13C-enriched solutions of glucose and fructose were fed to ruby-throated hummingbirds (Archilochus colubris) separately. Along with simultaneous measurements of gas exchange during hovering we collected exhaled breath samples using feeder-mask respirometry and analysed these to determine the isotopic signatures of exhaled carbon dioxide. We found that hovering hummingbirds transition from exclusively oxidizing endogenous fatty acids when fasted, to oxidizing newly ingested carbohydrates when given access to either glucose or fructose solutions. We then switched hummingbirds to the respective unlabelled solutions of glucose or fructose to estimate carbohydrate turnover kinetics.

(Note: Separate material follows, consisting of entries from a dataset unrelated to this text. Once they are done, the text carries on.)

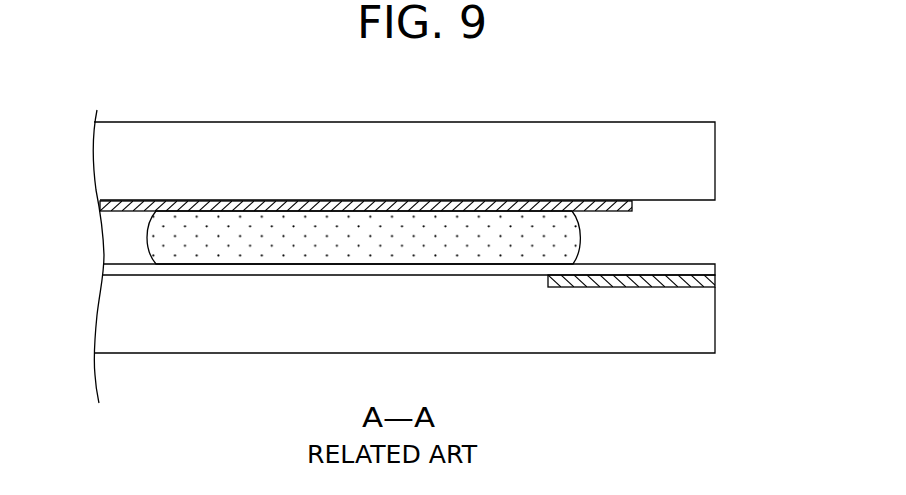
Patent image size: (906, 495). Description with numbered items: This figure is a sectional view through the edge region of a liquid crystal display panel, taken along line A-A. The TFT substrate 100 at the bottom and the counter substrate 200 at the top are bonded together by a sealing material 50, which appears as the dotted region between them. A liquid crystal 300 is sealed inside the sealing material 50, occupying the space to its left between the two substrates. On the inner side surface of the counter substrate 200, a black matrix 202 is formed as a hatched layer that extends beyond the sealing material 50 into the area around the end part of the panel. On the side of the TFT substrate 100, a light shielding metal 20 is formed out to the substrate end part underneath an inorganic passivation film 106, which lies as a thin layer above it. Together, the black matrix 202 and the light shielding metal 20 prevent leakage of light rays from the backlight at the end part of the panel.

The liquid crystal 300 is at (117, 242).
The counter substrate 200 is at (652, 121).
The black matrix 202 is at (573, 220).
The sealing material 50 is at (423, 228).
The inorganic passivation film 106 is at (707, 269).
The light shielding metal 20 is at (708, 285).
The TFT substrate 100 is at (638, 345).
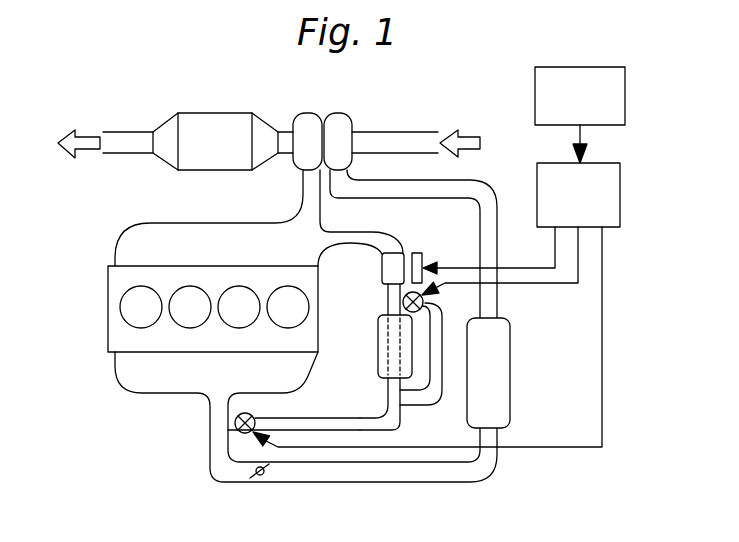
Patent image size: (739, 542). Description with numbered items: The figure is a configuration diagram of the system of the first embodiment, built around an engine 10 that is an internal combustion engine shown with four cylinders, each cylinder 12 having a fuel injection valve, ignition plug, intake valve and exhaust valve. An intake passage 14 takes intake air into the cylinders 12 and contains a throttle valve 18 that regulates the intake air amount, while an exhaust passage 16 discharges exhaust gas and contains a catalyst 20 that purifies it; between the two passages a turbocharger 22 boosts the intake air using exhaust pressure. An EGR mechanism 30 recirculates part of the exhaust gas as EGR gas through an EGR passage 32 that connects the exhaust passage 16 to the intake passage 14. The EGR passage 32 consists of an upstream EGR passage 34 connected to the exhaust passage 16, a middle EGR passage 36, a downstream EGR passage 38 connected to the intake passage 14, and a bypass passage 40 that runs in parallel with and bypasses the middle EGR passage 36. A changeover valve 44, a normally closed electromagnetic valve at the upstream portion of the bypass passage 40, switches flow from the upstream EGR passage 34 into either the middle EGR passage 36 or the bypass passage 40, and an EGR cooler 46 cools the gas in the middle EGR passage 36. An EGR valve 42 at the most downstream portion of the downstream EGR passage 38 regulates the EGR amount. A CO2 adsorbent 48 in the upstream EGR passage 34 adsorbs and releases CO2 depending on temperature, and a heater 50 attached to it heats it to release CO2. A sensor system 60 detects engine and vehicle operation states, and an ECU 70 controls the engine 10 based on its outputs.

The engine 10 is at (116, 381).
The cylinder 12 is at (128, 309).
The intake passage 14 is at (418, 484).
The exhaust passage 16 is at (303, 197).
The throttle valve 18 is at (262, 480).
The catalyst 20 is at (222, 117).
The turbocharger 22 is at (330, 115).
The EGR mechanism 30 is at (446, 384).
The EGR passage 32 is at (396, 424).
The upstream EGR passage 34 is at (358, 232).
The middle EGR passage 36 is at (388, 345).
The downstream EGR passage 38 is at (320, 420).
The bypass passage 40 is at (442, 348).
The EGR valve 42 is at (245, 433).
The changeover valve 44 is at (430, 298).
The EGR cooler 46 is at (378, 330).
The CO2 adsorbent 48 is at (382, 270).
The heater 50 is at (422, 251).
The sensor system 60 is at (582, 65).
The ECU 70 is at (620, 195).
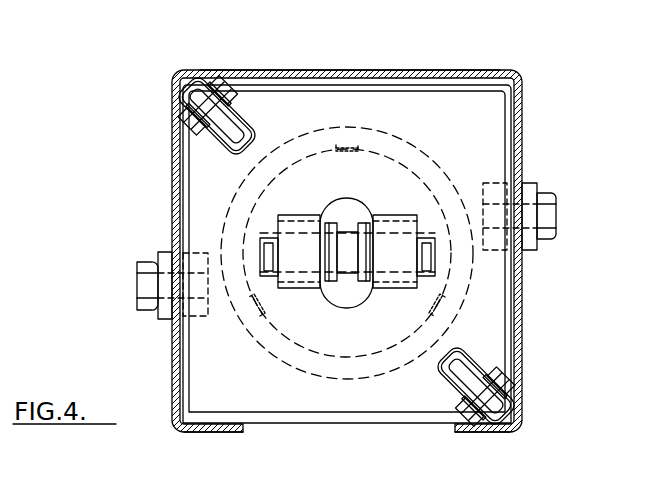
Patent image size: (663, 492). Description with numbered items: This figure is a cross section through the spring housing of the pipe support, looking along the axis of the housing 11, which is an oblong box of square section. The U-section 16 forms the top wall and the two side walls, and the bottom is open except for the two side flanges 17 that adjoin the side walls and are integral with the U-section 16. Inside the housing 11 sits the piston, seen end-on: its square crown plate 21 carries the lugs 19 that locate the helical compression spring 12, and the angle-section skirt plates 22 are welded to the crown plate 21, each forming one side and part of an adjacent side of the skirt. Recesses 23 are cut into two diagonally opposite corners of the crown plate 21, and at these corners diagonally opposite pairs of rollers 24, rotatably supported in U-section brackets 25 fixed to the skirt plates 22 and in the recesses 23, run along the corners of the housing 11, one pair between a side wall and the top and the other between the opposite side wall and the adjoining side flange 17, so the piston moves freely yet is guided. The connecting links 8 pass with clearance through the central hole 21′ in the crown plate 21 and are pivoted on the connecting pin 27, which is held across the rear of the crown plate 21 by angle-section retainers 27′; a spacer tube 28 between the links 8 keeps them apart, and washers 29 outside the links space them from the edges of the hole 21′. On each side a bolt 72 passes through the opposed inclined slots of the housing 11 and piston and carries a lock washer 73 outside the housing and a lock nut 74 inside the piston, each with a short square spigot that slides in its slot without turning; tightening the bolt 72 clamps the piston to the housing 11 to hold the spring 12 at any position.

The connecting links 8 is at (384, 229).
The housing 11 is at (176, 184).
The helical compression spring 12 is at (318, 126).
The U-section 16 is at (291, 71).
The side flanges 17 is at (207, 430).
The lugs 19 is at (348, 145).
The crown plate 21 is at (326, 380).
The central hole 21′ is at (360, 303).
The skirt plates 22 is at (186, 215).
The recesses 23 is at (240, 153).
The rollers 24 is at (190, 88).
The U-section brackets 25 is at (197, 123).
The connecting pin 27 is at (260, 243).
The angle-section retainers 27′ is at (292, 228).
The spacer tube 28 is at (350, 262).
The washers 29 is at (330, 222).
The bolt 72 is at (548, 216).
The lock washer 73 is at (538, 244).
The lock nut 74 is at (521, 186).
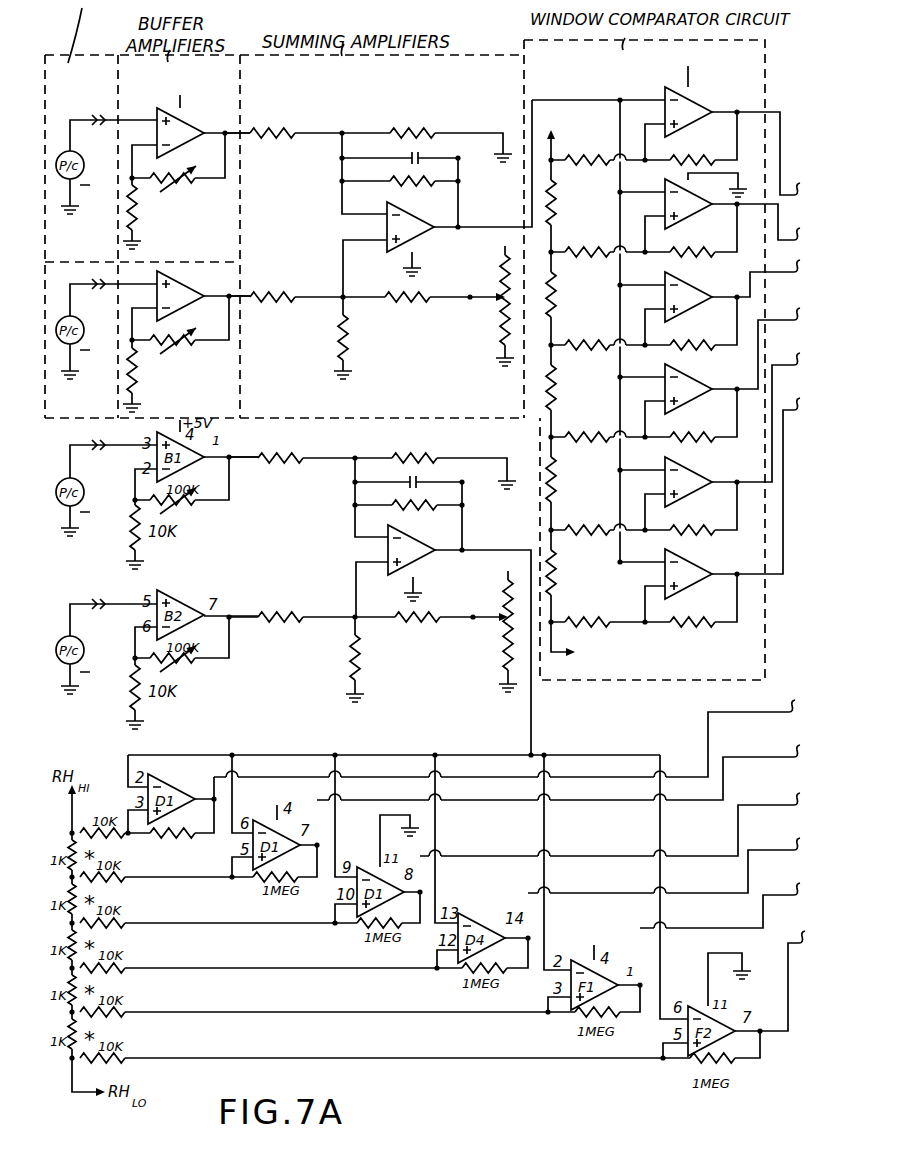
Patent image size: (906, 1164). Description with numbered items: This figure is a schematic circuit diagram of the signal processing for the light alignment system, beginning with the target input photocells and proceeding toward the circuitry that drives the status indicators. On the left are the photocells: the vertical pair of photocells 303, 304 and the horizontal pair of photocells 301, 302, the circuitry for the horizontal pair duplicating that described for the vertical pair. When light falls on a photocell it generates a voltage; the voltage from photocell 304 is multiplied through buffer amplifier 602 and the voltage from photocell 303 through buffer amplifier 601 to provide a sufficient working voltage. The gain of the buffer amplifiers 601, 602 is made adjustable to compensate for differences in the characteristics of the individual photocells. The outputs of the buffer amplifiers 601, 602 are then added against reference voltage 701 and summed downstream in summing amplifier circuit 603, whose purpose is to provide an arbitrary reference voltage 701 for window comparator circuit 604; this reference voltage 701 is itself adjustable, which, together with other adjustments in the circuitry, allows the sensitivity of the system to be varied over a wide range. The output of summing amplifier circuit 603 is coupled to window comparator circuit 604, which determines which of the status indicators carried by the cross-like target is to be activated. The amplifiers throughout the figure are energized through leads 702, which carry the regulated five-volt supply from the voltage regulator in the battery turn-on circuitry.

The photocell 304 is at (58, 160).
The photocell 303 is at (60, 345).
The photocell 302 is at (57, 506).
The photocell 301 is at (68, 635).
The buffer amplifier 602 is at (186, 171).
The buffer amplifier 601 is at (186, 341).
The summing amplifier circuit 603 is at (378, 377).
The window comparator circuit 604 is at (666, 366).
The lead line 702 is at (184, 96).
The reference voltage 701 is at (495, 308).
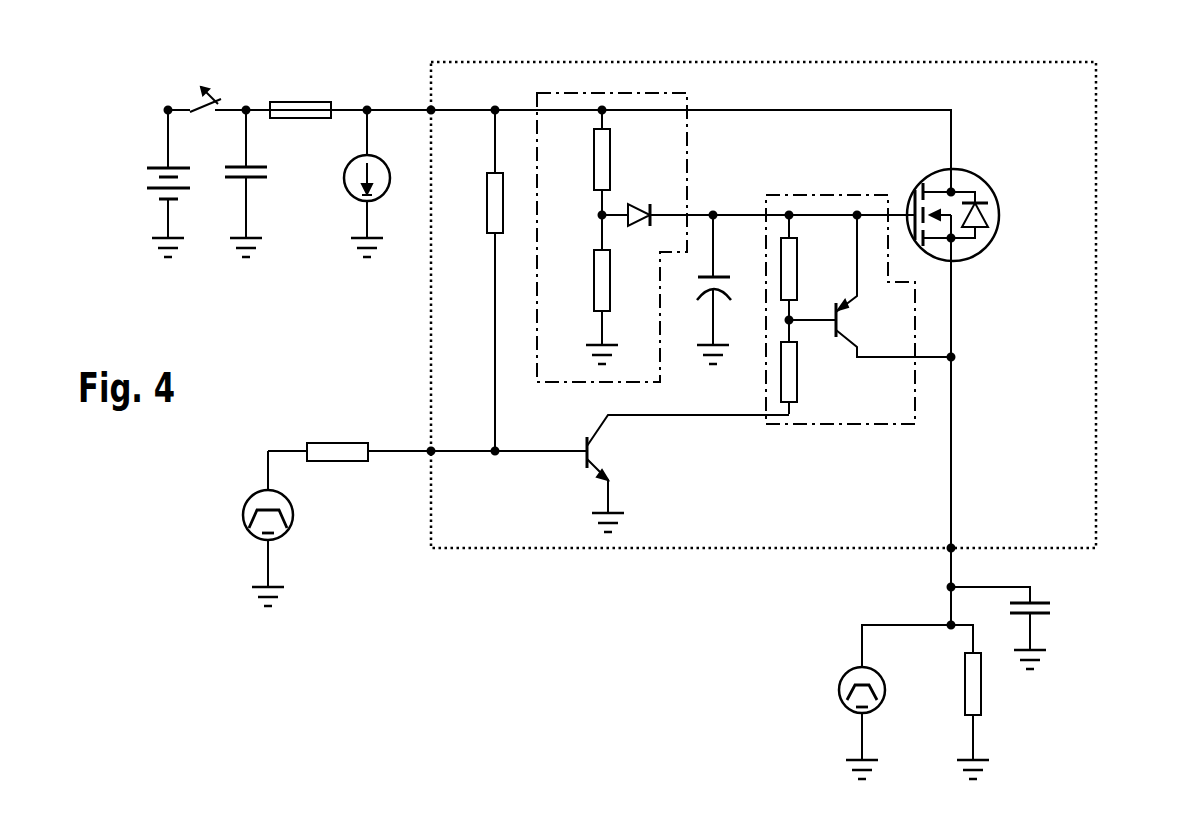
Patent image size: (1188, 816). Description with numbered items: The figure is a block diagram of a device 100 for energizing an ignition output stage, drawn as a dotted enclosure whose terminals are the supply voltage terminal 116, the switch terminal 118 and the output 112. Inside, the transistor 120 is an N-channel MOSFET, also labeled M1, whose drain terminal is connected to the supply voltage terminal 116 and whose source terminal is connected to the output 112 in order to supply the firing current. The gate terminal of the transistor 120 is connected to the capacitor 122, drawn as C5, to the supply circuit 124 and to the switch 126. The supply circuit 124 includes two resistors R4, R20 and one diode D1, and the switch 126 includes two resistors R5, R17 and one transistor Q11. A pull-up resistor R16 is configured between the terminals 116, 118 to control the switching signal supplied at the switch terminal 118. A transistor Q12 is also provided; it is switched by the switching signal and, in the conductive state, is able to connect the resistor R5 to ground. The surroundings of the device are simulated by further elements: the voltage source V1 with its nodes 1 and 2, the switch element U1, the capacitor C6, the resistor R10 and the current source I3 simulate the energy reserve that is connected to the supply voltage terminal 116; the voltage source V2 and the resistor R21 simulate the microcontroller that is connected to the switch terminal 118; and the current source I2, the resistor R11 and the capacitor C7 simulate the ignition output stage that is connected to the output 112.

During the period of availability of enriched solutions, the percentage of metabolism supported by exogenous sugar increased from 0% to near 100% in some individuals. On average, hummingbirds fuelled 81% and 88% of their metabolism during hovering flight with exogenous glucose and fructose, respectively.
The amount of energy ingested, fractional turnover of ingested sugars in the pool of actively metabolized substrates, amount oxidized, energy expended and proportion of hovering metabolism supported by each hexose were all similar between glucose and fructose.
By foraging frequently and fuelling hovering flight directly with ingested monosaccharides hummingbirds avoid the energetic tax associated with the cost of synthesis of fats from these sugars prior to their oxidation. Remarkably, hovering hummingbirds are able to utilize fructose and glucose equally, a physiological feat which no mammals are thought to match, and one that suggests novel physiological capacities for the oxidation of fructose by active muscle tissues in hummingbirds. The data presented here indicate hummingbirds enhance net energy intake though specialization of diet, behaviour, and, uniquely, metabolic physiology.